Last time I commented this, it was not well received here, but I have to comment again. Look at the women on the pictures. They are invariably depicted as a subservient being, the one that occupies the kitchen, the one that has the responsibility to sacrifice their own time to take care of the children, the one whose appearance is more important than other features, the one which supports the man. Another detail: there's basically no racial diversity - nevermind gender diversity - on the ads.

This is less common today. We have really evolved as a society.

I mean, go further back and black (and even Asian) people of any gender were also depicted as subservient to the "master race".

On the other hand, now every household needs two working adults. Living alone is basically twice as expensive because prices have adjusted.

We all seem so happy now needing both parents farting in office chairs all day for some company to (barely) afford rent and basics. Maybe we're the subservient beings.
Not sure about the downvotes, but I think you got a point there.

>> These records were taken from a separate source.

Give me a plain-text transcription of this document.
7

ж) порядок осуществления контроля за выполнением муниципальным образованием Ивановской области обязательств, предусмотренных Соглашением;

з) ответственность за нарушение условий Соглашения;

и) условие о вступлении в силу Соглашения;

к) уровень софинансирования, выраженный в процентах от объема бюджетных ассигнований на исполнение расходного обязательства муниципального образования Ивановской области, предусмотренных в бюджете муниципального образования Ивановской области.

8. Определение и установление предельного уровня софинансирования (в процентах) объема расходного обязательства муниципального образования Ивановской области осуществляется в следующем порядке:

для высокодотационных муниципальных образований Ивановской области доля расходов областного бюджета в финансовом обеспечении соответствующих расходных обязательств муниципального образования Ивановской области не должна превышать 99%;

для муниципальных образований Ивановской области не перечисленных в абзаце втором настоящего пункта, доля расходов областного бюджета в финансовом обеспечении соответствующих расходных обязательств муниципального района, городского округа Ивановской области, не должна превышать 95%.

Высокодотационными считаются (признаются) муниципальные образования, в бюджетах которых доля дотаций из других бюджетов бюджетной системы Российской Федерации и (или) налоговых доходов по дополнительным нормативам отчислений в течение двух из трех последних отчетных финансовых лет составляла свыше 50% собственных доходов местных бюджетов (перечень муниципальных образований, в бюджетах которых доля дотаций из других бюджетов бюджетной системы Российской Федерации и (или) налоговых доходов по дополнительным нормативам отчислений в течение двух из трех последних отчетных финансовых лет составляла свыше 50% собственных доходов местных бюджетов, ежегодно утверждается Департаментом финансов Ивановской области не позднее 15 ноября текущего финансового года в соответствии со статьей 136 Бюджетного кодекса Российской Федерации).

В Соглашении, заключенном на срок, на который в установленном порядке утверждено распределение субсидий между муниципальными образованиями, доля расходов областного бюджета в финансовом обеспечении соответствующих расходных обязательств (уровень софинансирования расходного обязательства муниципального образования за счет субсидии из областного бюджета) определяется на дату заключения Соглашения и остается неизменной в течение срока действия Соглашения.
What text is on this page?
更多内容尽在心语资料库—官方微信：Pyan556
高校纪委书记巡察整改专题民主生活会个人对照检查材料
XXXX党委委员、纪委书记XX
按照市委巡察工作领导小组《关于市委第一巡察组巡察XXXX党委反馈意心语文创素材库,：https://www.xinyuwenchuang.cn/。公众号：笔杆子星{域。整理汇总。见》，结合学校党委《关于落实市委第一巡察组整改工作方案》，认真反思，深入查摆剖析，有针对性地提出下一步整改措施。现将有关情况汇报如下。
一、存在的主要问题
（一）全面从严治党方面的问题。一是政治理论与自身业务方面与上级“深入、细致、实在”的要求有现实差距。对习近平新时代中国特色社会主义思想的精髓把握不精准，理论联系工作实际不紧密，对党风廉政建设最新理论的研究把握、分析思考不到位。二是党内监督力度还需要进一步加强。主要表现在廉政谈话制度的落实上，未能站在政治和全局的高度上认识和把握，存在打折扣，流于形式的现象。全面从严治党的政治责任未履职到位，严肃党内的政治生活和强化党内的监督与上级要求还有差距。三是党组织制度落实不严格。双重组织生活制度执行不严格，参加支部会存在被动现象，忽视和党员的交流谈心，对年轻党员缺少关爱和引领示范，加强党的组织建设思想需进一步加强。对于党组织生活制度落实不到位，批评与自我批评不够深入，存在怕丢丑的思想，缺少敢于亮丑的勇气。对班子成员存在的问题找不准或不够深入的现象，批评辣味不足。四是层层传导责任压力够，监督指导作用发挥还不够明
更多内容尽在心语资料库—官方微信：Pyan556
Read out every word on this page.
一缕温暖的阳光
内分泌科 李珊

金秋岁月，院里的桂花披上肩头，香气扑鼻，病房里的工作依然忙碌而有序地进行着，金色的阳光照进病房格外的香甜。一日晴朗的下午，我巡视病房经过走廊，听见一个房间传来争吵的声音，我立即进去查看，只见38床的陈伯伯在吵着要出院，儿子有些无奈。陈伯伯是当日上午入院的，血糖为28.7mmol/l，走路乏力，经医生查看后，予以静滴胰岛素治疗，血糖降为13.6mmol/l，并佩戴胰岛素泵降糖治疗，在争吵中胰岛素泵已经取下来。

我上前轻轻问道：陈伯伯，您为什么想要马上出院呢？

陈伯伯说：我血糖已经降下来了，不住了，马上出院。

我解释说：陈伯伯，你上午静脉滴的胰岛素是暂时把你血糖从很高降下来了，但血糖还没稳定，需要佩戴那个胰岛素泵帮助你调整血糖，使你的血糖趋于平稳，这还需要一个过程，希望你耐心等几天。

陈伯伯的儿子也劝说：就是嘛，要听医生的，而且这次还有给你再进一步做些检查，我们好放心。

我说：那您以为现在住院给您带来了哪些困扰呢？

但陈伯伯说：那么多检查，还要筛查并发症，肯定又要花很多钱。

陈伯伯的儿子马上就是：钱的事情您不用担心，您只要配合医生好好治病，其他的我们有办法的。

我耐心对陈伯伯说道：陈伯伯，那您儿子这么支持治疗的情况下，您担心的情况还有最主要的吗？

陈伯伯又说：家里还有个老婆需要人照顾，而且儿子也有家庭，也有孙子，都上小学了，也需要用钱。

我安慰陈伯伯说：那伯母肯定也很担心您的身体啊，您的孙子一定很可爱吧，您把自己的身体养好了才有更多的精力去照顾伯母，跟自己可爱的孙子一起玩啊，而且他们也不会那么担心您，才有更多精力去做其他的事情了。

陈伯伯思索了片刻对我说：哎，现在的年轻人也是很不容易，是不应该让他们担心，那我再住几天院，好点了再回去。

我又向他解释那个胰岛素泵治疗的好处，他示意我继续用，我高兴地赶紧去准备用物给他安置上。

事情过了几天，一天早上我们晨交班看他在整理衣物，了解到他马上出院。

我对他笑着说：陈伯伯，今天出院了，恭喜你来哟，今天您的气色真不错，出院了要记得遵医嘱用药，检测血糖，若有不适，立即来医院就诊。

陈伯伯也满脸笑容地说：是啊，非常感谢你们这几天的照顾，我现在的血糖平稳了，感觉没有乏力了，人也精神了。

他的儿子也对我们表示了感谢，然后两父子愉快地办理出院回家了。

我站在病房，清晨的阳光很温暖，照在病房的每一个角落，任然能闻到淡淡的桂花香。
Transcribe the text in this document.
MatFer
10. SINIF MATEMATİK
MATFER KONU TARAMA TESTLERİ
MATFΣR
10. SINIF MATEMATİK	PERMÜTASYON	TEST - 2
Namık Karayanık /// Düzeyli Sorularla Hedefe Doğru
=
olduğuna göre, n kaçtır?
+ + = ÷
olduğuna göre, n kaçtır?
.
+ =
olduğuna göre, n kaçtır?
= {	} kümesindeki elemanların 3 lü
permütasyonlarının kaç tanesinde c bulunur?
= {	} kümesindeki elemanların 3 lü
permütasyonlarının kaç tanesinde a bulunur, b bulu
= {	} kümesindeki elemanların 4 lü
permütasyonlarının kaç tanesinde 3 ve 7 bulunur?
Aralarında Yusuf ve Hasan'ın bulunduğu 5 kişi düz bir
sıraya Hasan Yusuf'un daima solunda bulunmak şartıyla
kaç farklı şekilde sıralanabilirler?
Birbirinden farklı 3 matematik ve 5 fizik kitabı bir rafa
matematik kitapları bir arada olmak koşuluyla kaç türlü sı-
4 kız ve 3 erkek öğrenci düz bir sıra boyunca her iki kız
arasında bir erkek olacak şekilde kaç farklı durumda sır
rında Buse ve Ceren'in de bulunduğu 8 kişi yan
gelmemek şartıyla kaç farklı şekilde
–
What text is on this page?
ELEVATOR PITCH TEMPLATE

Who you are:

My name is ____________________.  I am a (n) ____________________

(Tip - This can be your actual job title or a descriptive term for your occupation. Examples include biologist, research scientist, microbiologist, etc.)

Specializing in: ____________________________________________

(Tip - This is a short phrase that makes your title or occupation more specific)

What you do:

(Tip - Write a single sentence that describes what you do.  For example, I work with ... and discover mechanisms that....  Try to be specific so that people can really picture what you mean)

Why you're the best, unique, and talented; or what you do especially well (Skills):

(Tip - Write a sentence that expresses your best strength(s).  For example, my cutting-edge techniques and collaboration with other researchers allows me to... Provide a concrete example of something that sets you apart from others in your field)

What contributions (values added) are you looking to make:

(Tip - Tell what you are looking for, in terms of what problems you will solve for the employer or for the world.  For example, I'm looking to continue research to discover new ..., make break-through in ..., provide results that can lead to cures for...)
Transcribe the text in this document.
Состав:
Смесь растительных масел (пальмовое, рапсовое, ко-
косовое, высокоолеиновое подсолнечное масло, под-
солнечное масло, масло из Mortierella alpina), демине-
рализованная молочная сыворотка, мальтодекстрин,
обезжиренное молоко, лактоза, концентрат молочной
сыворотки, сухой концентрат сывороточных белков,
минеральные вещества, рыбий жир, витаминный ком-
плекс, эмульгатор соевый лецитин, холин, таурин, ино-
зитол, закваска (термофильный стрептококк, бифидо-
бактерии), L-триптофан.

I always wonder about what old media can tell us about the time. It's an interesting look back at a time that you could not actively experience. Like a little time machine.

At the weekend I watched some old tv show and _lots of_ people in the audience were smoking like there was no tomorrow. Also everybody was wearing nice suits and dresses.

It really feels "out of time" when you're watching that nowadays.

Those ads are just like that. That stereotypical role model etc.

I'm more impressed by how happy they are for eating bologna sandwiches.
Does the man not sacrifice his lifetime at work to provide for the family? Why do you consider the wife's contribution worthless? It's only worthless for the war effort and the propaganda's effort echoes through the ages.
The problem is how highly qualified jobs are depicted as exclusive for men.
I like working with metal, and cost wise a steel kitchen would be comparable to marble or high quality wood. But apparently people don't like them! I suggested it to a few people and they were like "eww no, I don't want some industrial kitchen in my home". Oh, well...
The article mentions the need for the ramped-up steel producers to find an outlet post WWII, hence the rise in popularity of steel cabinetry.

I wonder if this also what led to the increase in other steel furniture like file cabinets, desks, chairs, etc in the 50s and 60s.

I don't know if anybody else ever sat at one, but the massive steel desks the government used in the 50s and 60s in offices and labs were built like tanks, and probably weighed as much.

Appropriately enough, those sturdy metal desks are known as "tanker" desks.